Erik Moeller schreef op 2015/03/17 om 1:39:
On Mon, Mar 16, 2015 at 11:21 PM, Kevin Wayne Williams kwwilliams@kwwilliams.com wrote:
There doesn't seem to be any particular user demand to adopt Flow, so there's no reason to believe it will gain any more traction than LQT ever did.
There was significant community interest and momentum behind LQT including various votes to enable it [1], and there is significant interest in Flow now [2]. The main thing that prevented LQT from wider adoption was not lack of community interest, it was our decision to put the project on hold due to both major architectural concerns and resource constraints at the time. We've committed to providing an upgrade path, and this is our follow-through to that commitment.
[snip]
As for inconsistency and fragmentation of mediawiki.org, if anything, the conversion of LQT pages on mediawiki.org will create greater consistency as we're already using Flow on Beta Features talk pages ( https://www.mediawiki.org/wiki/Talk:Content_translation is a nice example of a feedback page with lots of continuous and substantive comments from experienced users).

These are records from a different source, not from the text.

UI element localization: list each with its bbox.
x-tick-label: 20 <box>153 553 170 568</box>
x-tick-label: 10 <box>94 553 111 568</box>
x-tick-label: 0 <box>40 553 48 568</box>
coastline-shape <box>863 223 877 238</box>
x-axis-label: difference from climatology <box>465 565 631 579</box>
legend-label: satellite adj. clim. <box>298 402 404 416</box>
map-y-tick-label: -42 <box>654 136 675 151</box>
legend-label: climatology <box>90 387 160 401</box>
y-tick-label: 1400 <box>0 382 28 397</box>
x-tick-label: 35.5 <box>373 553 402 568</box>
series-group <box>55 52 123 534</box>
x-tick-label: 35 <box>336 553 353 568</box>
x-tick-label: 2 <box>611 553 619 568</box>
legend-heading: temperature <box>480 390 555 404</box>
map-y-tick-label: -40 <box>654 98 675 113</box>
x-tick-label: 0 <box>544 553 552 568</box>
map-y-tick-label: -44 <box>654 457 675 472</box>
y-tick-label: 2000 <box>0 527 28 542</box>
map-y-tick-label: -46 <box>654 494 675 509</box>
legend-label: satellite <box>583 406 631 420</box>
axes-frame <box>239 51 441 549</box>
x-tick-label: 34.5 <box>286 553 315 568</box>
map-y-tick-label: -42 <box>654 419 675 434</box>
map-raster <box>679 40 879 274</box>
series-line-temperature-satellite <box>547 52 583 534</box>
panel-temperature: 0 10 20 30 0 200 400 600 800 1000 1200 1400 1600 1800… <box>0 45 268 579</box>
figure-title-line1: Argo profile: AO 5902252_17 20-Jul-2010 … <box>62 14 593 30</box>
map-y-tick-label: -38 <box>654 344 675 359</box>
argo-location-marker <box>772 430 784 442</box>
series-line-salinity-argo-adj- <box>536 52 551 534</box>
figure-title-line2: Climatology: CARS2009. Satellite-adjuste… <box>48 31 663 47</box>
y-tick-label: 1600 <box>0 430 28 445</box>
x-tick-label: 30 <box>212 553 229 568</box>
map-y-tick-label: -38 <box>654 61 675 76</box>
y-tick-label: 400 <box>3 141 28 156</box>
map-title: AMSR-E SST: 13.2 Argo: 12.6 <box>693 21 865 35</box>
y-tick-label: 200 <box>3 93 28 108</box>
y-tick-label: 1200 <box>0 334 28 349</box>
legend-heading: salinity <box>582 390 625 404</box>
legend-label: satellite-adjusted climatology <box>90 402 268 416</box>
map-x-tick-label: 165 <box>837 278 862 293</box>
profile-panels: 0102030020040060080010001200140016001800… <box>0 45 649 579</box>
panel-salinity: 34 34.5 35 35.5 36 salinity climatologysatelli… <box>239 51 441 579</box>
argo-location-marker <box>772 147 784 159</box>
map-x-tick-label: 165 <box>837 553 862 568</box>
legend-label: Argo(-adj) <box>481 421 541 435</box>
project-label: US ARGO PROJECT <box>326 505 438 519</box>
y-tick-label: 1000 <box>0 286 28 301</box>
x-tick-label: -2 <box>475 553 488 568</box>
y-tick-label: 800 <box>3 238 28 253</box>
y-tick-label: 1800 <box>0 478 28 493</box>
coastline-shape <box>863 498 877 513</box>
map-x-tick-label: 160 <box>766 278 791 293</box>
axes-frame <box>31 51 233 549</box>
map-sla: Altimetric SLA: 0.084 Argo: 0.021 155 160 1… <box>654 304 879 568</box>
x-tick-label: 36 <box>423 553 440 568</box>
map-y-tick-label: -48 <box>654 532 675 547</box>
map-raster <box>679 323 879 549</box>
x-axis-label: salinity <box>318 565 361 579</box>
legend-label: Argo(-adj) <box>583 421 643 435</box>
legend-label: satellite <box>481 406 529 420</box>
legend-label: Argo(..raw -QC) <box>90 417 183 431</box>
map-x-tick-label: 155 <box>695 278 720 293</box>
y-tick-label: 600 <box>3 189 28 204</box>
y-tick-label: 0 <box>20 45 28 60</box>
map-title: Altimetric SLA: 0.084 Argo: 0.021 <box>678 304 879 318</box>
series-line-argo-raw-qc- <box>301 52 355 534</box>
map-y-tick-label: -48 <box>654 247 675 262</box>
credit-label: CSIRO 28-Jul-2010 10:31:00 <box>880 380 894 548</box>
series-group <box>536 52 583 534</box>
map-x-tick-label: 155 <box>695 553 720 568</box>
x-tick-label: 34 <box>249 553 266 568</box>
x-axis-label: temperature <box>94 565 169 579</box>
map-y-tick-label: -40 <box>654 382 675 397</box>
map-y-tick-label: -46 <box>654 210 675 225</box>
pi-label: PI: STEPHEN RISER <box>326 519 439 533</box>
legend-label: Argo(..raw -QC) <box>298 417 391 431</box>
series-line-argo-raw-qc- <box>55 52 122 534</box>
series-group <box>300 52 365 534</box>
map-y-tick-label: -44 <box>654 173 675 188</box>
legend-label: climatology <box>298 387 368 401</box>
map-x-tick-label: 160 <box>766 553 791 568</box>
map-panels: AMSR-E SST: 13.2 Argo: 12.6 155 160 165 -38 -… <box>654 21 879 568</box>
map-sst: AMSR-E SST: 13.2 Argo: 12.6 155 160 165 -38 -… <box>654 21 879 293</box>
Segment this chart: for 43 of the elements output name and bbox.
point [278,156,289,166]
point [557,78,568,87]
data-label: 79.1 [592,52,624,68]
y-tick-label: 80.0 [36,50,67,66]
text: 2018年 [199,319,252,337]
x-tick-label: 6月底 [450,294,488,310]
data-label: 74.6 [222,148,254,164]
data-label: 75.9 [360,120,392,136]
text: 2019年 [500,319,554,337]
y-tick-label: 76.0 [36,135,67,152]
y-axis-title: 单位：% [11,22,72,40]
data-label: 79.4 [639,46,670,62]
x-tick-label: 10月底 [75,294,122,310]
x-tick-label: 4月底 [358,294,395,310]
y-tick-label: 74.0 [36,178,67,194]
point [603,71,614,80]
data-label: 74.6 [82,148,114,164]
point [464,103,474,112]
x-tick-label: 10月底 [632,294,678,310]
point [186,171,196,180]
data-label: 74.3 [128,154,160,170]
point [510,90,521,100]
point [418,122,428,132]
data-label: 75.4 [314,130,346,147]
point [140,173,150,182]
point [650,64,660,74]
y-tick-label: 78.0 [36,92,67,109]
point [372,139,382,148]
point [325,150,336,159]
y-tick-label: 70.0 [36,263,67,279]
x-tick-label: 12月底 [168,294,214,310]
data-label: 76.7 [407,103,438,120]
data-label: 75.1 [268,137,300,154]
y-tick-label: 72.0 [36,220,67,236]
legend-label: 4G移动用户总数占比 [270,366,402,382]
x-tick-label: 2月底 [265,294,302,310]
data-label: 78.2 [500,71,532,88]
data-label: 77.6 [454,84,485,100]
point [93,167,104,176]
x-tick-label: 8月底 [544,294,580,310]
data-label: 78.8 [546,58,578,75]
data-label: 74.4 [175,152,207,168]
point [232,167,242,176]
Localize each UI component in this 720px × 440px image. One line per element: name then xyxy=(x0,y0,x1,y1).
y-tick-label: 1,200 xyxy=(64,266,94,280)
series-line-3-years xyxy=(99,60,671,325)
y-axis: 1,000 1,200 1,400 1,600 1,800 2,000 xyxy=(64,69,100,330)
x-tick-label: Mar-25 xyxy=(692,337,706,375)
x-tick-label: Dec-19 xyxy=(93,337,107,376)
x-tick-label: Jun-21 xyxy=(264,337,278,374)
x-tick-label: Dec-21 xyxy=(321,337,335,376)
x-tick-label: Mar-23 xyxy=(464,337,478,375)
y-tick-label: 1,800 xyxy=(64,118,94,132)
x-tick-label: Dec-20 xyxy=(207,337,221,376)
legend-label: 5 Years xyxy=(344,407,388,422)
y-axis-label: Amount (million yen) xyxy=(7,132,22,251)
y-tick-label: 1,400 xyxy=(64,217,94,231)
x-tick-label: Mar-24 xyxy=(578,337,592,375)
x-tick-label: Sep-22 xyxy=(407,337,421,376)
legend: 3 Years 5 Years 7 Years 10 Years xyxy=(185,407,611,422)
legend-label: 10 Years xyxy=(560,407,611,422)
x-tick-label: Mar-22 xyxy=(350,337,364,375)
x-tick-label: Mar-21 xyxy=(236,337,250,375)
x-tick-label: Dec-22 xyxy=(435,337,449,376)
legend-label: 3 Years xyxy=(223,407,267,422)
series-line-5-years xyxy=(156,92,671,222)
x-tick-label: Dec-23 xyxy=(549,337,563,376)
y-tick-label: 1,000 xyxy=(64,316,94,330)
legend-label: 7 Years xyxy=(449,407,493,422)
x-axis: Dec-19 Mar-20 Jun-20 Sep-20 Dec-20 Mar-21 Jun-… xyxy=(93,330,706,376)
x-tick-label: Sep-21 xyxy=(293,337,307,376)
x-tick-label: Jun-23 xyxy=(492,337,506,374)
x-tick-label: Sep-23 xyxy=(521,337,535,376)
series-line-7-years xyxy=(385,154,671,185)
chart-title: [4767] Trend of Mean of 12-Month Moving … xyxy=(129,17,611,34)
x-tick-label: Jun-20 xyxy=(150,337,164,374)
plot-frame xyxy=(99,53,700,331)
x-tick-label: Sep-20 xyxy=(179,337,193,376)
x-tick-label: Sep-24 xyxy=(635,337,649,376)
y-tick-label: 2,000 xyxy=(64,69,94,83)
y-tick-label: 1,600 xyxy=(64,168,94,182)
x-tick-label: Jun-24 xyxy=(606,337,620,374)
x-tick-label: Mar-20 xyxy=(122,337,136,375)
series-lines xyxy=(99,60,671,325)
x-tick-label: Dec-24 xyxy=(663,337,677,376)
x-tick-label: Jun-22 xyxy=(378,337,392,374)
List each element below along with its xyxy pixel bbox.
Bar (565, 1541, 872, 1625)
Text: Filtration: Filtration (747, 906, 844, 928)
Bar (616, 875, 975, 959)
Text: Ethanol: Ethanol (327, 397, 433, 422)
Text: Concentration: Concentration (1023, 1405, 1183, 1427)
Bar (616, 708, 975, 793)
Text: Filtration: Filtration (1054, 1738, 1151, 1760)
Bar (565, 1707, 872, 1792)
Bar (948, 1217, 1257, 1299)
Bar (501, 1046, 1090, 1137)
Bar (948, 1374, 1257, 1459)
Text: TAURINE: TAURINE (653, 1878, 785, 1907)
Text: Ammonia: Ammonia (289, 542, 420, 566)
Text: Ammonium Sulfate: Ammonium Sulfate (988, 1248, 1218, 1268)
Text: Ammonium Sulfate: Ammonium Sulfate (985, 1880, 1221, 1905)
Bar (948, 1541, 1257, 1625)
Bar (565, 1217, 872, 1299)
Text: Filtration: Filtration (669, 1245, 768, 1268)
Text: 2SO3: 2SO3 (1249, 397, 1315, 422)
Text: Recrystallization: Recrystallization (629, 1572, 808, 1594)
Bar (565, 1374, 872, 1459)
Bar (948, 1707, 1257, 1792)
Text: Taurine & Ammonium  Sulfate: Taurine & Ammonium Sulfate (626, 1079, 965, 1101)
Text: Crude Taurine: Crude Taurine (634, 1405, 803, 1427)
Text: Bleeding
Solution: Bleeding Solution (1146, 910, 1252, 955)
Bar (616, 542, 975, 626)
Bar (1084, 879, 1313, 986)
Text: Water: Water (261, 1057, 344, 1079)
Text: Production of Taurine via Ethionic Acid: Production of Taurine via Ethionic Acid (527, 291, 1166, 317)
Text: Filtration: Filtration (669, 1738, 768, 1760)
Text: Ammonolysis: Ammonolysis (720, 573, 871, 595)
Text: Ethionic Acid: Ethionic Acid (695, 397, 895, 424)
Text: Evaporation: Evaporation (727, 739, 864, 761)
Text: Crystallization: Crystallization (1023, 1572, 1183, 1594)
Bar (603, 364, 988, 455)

I'm not arguing that nuking LQT isn't a good idea: that most certainly is. What I object to is this apparent intent to create two tiers of users: one tier that knows how to use the software and another tier that gets accustomed to a partially functional "easy" layer that provides no experience or training in how to maintain the actual project content, with no apparent bridge between the two. Between VE and LQT, newbies get provided with no experience in handling the easy cases of editing until they hit something that the simple tools can't handle, at which time they are suddenly faced with a wall of text that they have no experience in dissecting, parsing, and understanding and are expected to make a change in one of the hard parts. Much better to get them gradually accustomed to wikitext by performing small tasks than to just toss them in the deep end after their crutches break. Yes, there are at least five mixed metaphors in that last sentence, buy you get the drift.